The mountains of progress that have been made in the fight for LGBTQ equality in recent years can make it easy to forget just how hard it was for gay people to connect just a few years ago. Before the age of Grindr and Tinder, places like Circus of Books served as meeting places for gay people to meet each other in relative safety. The Internet drastically reshaped the American economy, particularly the porn industry, leaving plenty of mom and pop establishments struggling to make ends meet.

The documentary Circus of Books follows the final days of the beloved establishment, as well as the couple who ran it. Karen and Barry Mason hardly look like the kind of people who would become major distributors of hardcore gay porn, but the two created a successful business out of an industry that was almost completely decimated by the Reagan administration. Directed by their daughter Rachel, the film presents an intimate look at how Circus of Books operated in its heyday.

Mason does a deep dive into her parents’ life work, from the early days acquiring the store, to their role as producers of gay porn starring icons like Jeff Stryker, all the way to the last days of the business. Interviews from former staff as well as Hustler founder Larry Flynt help give context into the world of gay porn distribution and the Mason’s important role in the supply chain.

As a documentary, Circus of Books mostly splits its attention between the bookstore and the Mason’s complicated home life, particularly toward Karen’s handling of the coming out of their son, Josh.

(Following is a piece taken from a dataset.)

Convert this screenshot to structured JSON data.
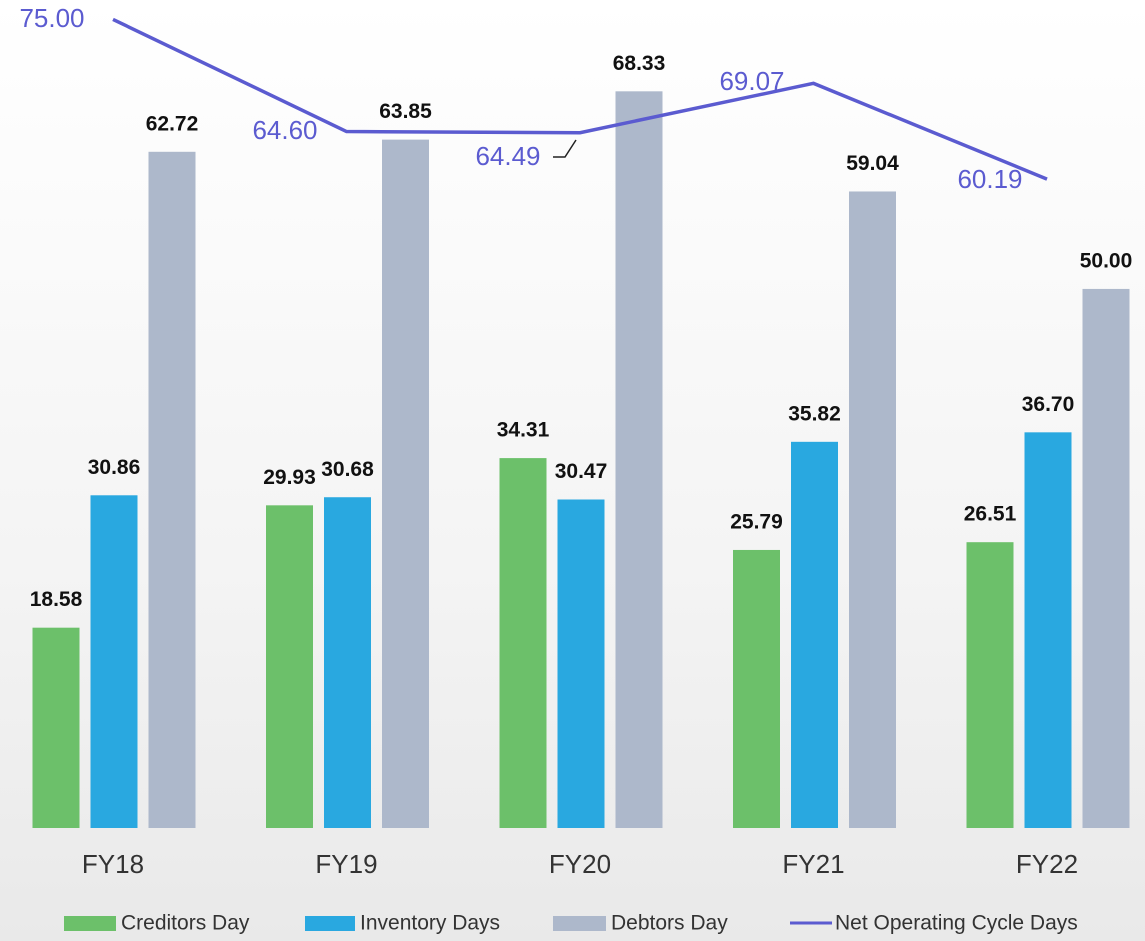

Rachel thoroughly explores the seemingly contradictory mindset of her mother’s reluctance to accept her own son’s homosexuality while running an establishment that caters to the gay community. The whole sequence is a little uncomfortable to watch, like seeing a family air out its dirty laundry, but the resolution serves as a good reminder that allies are as complex and diverse as the broader LGBTQ community itself.

There is a point where Karen expresses to her daughter that maybe the documentary should have been about some of the actual gay pioneers during a visit to USC’s archives, a sentiment that’s perhaps included in the film with an inflated sense of confidence. Rachel Mason crafts an interesting and well-paced narrative, albeit one that often struggles to shake the aura of a vanity project. The sense that the Mason family is only participating because their daughter is the director remains particularly present in the third act.

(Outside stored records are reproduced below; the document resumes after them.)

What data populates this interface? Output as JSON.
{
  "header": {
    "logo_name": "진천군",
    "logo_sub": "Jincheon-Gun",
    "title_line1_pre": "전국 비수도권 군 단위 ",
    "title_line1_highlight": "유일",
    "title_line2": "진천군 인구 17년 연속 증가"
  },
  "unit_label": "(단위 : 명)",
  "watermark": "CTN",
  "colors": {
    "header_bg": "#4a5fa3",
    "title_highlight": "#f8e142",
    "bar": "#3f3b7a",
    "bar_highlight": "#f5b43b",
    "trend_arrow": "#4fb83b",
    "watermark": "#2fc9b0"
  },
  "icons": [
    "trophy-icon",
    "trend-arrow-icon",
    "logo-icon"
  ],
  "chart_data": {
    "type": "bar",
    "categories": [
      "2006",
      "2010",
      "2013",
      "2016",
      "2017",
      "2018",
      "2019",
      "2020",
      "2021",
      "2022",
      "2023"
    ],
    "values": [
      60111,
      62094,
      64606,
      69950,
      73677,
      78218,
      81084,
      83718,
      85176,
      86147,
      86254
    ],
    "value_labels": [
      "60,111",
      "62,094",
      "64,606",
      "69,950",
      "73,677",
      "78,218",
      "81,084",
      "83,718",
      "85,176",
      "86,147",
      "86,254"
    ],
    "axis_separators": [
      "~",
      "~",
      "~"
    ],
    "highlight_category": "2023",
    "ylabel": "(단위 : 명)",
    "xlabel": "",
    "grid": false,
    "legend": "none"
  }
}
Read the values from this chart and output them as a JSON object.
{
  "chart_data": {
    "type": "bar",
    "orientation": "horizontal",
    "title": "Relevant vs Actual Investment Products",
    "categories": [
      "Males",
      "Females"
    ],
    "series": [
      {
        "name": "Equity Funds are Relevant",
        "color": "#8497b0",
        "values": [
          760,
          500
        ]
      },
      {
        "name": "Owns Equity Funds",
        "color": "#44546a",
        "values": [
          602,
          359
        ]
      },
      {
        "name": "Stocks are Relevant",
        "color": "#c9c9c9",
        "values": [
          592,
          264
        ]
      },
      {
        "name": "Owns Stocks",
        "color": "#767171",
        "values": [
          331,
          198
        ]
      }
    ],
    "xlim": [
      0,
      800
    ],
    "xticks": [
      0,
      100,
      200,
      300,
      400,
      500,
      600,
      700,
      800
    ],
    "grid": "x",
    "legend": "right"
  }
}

Circus of Books was an important LGBTQ cultural spot in Los Angeles. Mason lovingly pays tribute to her parents’ business while giving her audience plenty of reasons to care about this piece of gay history. The modern age doesn’t have the same need for physical media, but stores like Circus of Books served a broader purpose in giving a marginalized community a place for connection. It will be missed not necessarily for its back room or “Vaseline alley,” but for the sense of belonging that its presence helped foster.